Like many punk bands of the time, BSY burned out in a few years, but they made a lasting impact on the Southeastern US punk scene by building up a loyal grassroots following and embracing all-ages venues in the region. To this end, BSY would play anytime, anywhere. This DIY ethic led to shows in barns, lodges, galleries, record shops and even high school theatres.

An 8-song 7-inch record posthumously released under the name Red Menace: Farewell Suburbia marked the end of the band in 1988, but BSY's missionary dedication to the punk ethic gave rise to a vibrant alternative music scene in South Carolina and spawned other original bands spanning many musical genres. In 2014, former BSY drummer Kenny Jolt created a video of the 1988 song "Police State" and posted it on YouTube.

==Vinyl Discography==

There's a Method to our Madness Various artists (1986)

U.S. release (white cover) on Phantom Records
German release (yellow cover) on
We Bite Records.

"Annihilation" (Live) '

Personnel:
- Darren Walker - Vocals
- Steve Sonic - Guitar
- John Hathaway - Guitar
- Troy Tague - Drums
- Brian Mollin - Bass
Engineered by Mike Amos, produced by BSY and Mike Amos. This track was not a live recording, and the actual title was "My Annihilation." It was recorded by Mike Amos in the basement of William's Music in Orangeburg, SC specifically for inclusion on the "Method" album.

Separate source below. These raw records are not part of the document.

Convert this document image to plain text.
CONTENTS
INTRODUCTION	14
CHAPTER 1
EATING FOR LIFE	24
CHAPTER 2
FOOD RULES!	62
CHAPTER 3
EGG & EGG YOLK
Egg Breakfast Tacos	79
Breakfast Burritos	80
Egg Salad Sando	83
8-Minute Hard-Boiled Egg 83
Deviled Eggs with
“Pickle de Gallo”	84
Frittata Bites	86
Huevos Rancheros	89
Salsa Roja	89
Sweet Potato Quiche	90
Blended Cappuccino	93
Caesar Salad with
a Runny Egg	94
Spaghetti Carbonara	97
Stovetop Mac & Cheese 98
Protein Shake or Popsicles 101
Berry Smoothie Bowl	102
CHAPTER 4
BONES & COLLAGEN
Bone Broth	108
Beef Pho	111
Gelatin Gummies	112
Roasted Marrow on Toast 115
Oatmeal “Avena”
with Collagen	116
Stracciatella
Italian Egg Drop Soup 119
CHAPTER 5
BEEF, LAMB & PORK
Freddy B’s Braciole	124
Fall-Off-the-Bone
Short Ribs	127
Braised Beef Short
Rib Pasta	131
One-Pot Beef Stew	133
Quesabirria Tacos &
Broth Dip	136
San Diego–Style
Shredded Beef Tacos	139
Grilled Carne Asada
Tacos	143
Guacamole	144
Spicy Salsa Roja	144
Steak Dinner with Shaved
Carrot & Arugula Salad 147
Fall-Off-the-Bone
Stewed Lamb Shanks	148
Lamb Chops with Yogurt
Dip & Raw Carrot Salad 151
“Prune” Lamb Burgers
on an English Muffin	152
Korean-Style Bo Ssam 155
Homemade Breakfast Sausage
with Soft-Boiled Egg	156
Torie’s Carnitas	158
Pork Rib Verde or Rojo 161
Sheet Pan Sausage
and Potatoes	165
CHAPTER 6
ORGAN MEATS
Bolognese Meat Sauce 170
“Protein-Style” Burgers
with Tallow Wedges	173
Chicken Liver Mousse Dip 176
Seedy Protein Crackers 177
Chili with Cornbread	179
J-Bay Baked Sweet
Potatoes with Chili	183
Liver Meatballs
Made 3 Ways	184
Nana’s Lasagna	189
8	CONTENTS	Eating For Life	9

Red Menace: Farewell Suburbia (MEP001-A) (1988)

7-inch EP Recorded January 31, 1988, at Sun Sound, Rock Hill, S.C. 8 track recording.
1. Contaminated
2. Driller Killer
3. Sorrow Falling
4. Faces
5. Police State
6. Evolution
7. Living In America
8. The Slide
Personnel:
- Darren Walker - Vocals
- Steve Sonic - Guitar, Backing Vocals
- John Hathaway - Guitar, Backing Vocals
- Carl Van Sewell - Bass, Backing Vocals
- Kenny "Jolt" Gillam - Drums, Backing Vocals
Engineered by Jake Hunter, produced by Red Menace and Jake Hunter Cover layout by Jerry Axson.